State legislators are under a barrage of emails and phone calls from people urging them to defeat the bill and prevent animal cruelty, as well as protect the free speech of "whistle blowers." You can read how Wayne Pacelle, president and CEO of HSUS, sees this issue in his recent blog at http://hsus.typepad.com/wayne/2011/03/anti-investigation-bills.html.
This bill would protect farmers from radical activists
This bill is important to the future of Iowa's farmers, say leaders of Iowa's major commodity organizations. Producers of corn, soybeans, hogs, cattle, dairy, poultry and eggs have a stake in how this issue is resolved.
They offer the following observations and encourage farmers to use these "talking points" when having a conversation with their legislators about the importance of this legislation to the rights of livestock and crop producers.
This bill is not about "freedom of speech." It is about fraudulent acts committed by people who falsify information to obtain jobs at animal facilities with the intent to provide negative videos (which are often staged) to the Animal Rights movement. In several cases where videos have been created, the "employee" who created it actually had signed a statement saying he or she would report animal abuse immediately to the manager or owner of the livestock operation. The abuse was not reported to the employer. It was only recorded by the fraudulent employee.
Beware of groups using fraudulent methods. Animal rights groups who acquire these videos really don't care about the health and well-being of livestock. That is evidenced by the tiny amount of money (less than 1% of their budget) that groups like HSUS put toward animal care. They really want to eliminate livestock production and will use fraudulent methods to accomplish their goal.
Fraudulent employees pose food safety threat. People who are fraudulent employees also pose a threat to food safety and to U.S. food security. They can bring in diseases and obviously do not take bio-security seriously. If Iowa's livestock production facilities are an "easy target" for people who want to infiltrate the premises, it's possible that terrorists could use the same path to harm our food system.

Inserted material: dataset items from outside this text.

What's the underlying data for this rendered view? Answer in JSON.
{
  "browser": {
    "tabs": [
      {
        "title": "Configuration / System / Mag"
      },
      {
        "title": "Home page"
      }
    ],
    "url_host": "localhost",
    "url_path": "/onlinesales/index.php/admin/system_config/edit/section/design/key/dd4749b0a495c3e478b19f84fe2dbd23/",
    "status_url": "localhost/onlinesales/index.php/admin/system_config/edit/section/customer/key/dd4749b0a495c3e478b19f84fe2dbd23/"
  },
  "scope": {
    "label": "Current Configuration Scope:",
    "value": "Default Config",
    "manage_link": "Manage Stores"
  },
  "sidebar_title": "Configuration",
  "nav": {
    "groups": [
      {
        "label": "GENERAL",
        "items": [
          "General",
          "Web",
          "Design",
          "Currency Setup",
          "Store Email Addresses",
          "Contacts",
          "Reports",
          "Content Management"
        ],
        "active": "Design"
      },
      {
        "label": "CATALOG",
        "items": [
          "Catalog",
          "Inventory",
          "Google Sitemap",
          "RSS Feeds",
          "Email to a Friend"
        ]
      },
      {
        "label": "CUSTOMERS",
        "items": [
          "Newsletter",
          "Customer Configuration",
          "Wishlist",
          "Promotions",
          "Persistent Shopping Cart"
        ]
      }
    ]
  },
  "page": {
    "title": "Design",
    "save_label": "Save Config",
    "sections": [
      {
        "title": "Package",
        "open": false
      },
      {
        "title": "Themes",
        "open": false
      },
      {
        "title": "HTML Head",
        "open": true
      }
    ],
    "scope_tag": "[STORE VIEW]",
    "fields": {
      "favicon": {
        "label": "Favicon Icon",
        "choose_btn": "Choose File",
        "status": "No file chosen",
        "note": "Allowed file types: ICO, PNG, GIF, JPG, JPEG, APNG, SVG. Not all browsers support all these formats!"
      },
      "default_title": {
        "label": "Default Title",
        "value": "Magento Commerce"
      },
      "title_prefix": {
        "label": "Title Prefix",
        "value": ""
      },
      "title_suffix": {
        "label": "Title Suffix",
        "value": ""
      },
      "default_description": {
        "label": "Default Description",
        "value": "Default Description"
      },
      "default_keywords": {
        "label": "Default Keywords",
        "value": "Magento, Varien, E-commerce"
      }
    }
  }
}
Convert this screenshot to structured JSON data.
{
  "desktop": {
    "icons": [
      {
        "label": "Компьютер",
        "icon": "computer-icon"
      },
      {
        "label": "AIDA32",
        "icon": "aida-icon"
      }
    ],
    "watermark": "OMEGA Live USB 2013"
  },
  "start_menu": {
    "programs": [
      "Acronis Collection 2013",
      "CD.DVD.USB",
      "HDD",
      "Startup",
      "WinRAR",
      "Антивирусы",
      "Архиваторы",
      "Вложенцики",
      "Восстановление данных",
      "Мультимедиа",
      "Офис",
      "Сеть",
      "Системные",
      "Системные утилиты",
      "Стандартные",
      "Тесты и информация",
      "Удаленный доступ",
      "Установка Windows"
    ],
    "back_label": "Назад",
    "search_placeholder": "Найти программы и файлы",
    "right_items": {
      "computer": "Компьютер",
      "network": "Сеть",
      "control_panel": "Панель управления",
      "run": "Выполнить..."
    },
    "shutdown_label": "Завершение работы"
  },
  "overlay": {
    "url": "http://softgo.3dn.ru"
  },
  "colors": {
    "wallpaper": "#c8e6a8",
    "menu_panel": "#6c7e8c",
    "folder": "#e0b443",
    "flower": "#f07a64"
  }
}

Livestock producers care about their animals. Iowa livestock farmers understand the importance of animal well-being better than anyone. Animal housing systems have been developed to protect animals from the elements of weather, from outside predators and from disease. All livestock groups (such as the pork producer, cattle industry, dairy and poultry organizations) have developed species-specific, science-based animal care guidelines which producers are encouraged to adhere to. Animal rights organizations should not be the source of animal care information or guidelines.
How to contact your state senator in Des Moines about this issue
"Please call your senator to let them know that passing this bill is important to you," Balvanz is telling farmers. "Even if you believe that your senator is supportive of agriculture, you need to call and/or send an email to them to provide support—since all senators at the Statehouse in Des Moines are receiving a barrage of emails and phone calls from Animal Rights advocates."
What the Iowa House version of the bill passed last week contains
Similar to the legislation now being considered by the Iowa Senate, the House version prohibiting interference or damaging a farm was approved by the Iowa House of Representatives last week.
House File 589 prohibits a person from entering or damaging agricultural property, where either livestock are raised or crops are grown. The bill includes penalties for tampering with farm property, killing or injuring an animal, disrupting the farm operation or committing theft. The bill provides for penalties if a person engages in fraud to enter the facility, for example, by using false pretenses to obtain permission to enter the property.
Also, it prohibits trespassing onto farm property and prohibits videotaping of the private property without permission of the farm operator. HF 589 passed by a vote of 65-27. The bill now moves to the Iowa Senate for further consideration as Senate File 431. "The Iowa Corn Growers Association supports the bill," says Mindy Larson Poldberg, director of government affairs for ICGA.